Garish moo-moo’s, plastic go-go boots, and “creative” religious beliefs aside, my grandmother was nothing, if not a fabulous cook (I must give credit, where credit is due, after all). To this day, the mere thought of her baking powder biscuits makes me drool profusely. So for that, Grandma Dottie, I thank you….
While it’s true that she never won “Grandmother of the Year”, Dottie could cook a mean pot roast. As a kid, Lin-babes worked hard to lure me into eating anything having to do with red meat. Remember Randy’s meatloaf scene from A Christmas Story? That was me. Dottie’s pot roast changed all of that. It was like a gateway to my becoming a full fledged carnivore. Oh…and the gravy that it yields? Forgetaboutit. Amazeballs.
I present you with my attempt at recreating Dottie’s masterpiece (my dad may argue that Chicken Curry was her piece de resistance, so for the sake of argument, we’ll get to that dish another time)….
CRAZY ASS DOTTIE’S POT ROAST:
1 Whole(3-3 1/2 pound) Chuck Roast
1/2 Cup Finely Chopped Carrot
1 Sweet Onion, Chopped Fine
1 Tablespoon Minced Garlic
1 Cup Beef Broth (plus more if needed)
4+ Tablespoons Horseradish (TJ’s makes a spicy one!)
1 (15 oz) Can Tomato Sauce
1/4 Teaspoon Dried Thyme
Salt + Pepper
1 1/2 Pounds Assorted Root Vegetables, Cubed
(carrots, WHITE sweet potato, red potatoes, etc)
1. Preheat oven to 275 degrees. Pat the roast dry with paper towels, then salt and pepper the heck out of it. In a dutch oven, heat 2 TBSP of vegetable oil over medium heat. Brown all sides of the roast, only slightly browning the top. Transfer roast to a plate.
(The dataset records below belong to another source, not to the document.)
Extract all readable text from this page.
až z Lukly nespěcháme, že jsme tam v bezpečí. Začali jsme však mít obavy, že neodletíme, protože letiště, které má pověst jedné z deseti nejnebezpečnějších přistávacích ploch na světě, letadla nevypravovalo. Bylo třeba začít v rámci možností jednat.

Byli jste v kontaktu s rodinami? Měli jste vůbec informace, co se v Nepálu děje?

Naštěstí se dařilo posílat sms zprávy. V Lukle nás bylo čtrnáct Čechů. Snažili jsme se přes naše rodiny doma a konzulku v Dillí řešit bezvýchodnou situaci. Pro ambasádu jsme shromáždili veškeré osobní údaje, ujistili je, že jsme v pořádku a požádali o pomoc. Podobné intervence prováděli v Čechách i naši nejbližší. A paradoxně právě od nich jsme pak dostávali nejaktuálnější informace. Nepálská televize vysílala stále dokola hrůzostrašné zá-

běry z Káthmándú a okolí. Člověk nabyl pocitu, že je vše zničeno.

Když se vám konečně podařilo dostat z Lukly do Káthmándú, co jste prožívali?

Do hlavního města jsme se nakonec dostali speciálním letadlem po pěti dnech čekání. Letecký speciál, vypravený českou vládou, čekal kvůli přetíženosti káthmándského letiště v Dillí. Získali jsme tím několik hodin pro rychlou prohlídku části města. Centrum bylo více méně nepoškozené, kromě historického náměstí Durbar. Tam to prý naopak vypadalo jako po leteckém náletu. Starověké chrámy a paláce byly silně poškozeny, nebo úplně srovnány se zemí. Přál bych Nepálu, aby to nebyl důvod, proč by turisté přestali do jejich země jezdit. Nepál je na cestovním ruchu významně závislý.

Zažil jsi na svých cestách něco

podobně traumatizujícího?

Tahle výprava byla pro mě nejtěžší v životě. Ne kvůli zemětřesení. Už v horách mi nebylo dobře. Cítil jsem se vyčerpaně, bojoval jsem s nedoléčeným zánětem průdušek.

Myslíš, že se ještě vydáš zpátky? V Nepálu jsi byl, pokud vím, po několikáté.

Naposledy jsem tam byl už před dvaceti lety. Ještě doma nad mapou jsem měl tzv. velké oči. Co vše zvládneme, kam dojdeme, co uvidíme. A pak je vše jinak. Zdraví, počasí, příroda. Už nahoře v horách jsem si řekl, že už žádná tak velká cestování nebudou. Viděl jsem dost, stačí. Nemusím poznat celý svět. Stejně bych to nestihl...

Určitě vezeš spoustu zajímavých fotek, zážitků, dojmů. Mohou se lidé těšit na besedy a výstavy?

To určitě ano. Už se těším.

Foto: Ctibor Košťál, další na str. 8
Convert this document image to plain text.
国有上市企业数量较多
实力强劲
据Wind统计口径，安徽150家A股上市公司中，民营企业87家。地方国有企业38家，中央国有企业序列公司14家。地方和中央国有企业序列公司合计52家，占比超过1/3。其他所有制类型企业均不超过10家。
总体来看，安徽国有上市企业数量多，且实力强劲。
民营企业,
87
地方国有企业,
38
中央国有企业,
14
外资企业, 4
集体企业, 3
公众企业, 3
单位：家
2. Add chopped carrots and onion to the pot and cook until softened. Add garlic and thyme. Stir in beef broth, scraping up all the delicious bits on the bottom of the pan.
3. Return roast and accumulated juices to the dutch oven, and slather the top with horseradish–you want a thick layer. GENTLY pour the tomato sauce over the top of the roast, making sure not to disrupt the horseradish. Add a bit of water or broth to the pot so that the liquid comes about half way up the roast.
4. Cover the pot and cook on the lower bottom shelf for 2 hours. After 2 hours, nestle the the root vegetables around the roast and spoon some of the cooking juices over them. Cover and return to the oven for another hour. Let it rest for 15 minutes before serving. (Total cooking time for a 3+ pound roast = about 3 hours)
I like to shred mine up a bit, and discard any marbled fat pieces. Make sure to get as much of the tomatoey horseradish goodness onto the meat as you can. Spoon a little of the cooking gravy over your root vegetables (white sweet potatoes are the BOMB with this roast), then say a little prayer for my Grandma Dottie and dig in!!!